Zachciało mi się dziś pizzy, Bartkowi także:) Pomagał mi robić ciasto i kładł dodatki:) Dodam, że Barti ma dopiero 2 lata i 3 miesiące. Ale zawsze mogę na Niego liczyć, gdy gotuję. Kochany Syncio :)
Pizza bardziej podoba mi się w wersji surowej-jest taka bardziej żywa kolorystycznie.

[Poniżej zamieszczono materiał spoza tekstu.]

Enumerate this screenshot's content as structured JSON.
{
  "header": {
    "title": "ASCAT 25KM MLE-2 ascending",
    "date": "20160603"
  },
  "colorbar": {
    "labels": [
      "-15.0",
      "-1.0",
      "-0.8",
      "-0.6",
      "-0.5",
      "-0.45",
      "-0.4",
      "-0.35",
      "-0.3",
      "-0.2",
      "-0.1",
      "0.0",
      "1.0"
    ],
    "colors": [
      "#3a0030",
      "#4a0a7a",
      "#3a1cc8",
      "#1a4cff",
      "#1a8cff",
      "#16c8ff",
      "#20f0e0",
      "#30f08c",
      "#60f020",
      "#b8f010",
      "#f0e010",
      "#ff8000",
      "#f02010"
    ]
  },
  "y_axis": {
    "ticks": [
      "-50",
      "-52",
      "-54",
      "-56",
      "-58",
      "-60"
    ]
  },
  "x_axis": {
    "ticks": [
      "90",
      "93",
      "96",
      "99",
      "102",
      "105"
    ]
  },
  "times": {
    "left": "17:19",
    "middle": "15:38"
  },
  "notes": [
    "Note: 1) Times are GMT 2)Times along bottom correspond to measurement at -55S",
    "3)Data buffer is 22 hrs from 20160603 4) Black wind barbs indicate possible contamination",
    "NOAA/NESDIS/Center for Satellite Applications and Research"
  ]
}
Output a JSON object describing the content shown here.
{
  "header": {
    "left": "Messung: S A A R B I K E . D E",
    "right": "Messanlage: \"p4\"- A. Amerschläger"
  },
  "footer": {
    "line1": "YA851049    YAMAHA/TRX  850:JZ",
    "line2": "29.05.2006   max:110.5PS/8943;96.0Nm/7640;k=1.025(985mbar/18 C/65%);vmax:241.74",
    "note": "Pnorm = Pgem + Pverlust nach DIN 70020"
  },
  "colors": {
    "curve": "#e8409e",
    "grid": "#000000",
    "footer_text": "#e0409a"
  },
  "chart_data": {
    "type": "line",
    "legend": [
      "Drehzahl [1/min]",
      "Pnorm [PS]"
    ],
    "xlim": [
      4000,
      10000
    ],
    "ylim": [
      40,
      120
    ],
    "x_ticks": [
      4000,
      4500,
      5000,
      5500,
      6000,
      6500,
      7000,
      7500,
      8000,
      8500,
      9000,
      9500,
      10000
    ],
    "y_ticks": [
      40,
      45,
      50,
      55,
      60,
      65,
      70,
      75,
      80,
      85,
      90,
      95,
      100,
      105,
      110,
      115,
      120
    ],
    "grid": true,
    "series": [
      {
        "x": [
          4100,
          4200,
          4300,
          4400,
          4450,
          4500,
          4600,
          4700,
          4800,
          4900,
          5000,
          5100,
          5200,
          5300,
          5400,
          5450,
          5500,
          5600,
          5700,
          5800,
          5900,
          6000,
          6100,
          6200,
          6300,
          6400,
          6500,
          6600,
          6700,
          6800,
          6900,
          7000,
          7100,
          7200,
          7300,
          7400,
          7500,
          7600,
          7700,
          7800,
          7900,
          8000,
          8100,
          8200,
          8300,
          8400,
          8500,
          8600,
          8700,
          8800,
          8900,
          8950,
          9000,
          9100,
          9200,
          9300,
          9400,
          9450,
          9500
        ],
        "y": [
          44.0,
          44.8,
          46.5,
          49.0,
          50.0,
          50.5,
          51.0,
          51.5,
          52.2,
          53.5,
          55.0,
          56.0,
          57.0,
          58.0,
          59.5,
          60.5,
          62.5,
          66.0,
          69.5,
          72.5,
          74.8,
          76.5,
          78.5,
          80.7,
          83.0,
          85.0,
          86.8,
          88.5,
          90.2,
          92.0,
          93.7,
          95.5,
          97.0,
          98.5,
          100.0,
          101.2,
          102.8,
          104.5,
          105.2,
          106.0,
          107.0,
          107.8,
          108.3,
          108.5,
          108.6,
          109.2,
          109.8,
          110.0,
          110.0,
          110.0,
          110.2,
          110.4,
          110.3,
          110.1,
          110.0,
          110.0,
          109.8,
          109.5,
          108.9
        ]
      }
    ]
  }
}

A teraz przepis na ciasto:
400g mąki,220ml prawie gorącej wody, płaska łyżeczka soli, szczypta cukru, 2łyżki oliwy, 5dag drożdży
Do miski wsypujemy mąkę, sól, cukier, rozdrobnione drożdże-mixujemy z wodą do momentu, aż zrobi się kula. Póżniej zagniatamy do czasu, aż ciasto zrobi się sprężyste. Miskę smarujemy oliwą i wykładamy do niej ciasto-odstawiamy na godzinkę.Wykładamy na blaszkę i układamy dodatki. Wedle uznania i upodobania:)
Smacznego:)
2 komentarze:
Wygląda rewelacyjnie :)
Jej kobito. Zgłodniałam przez Ciebie a jest po 22 wrrrrr.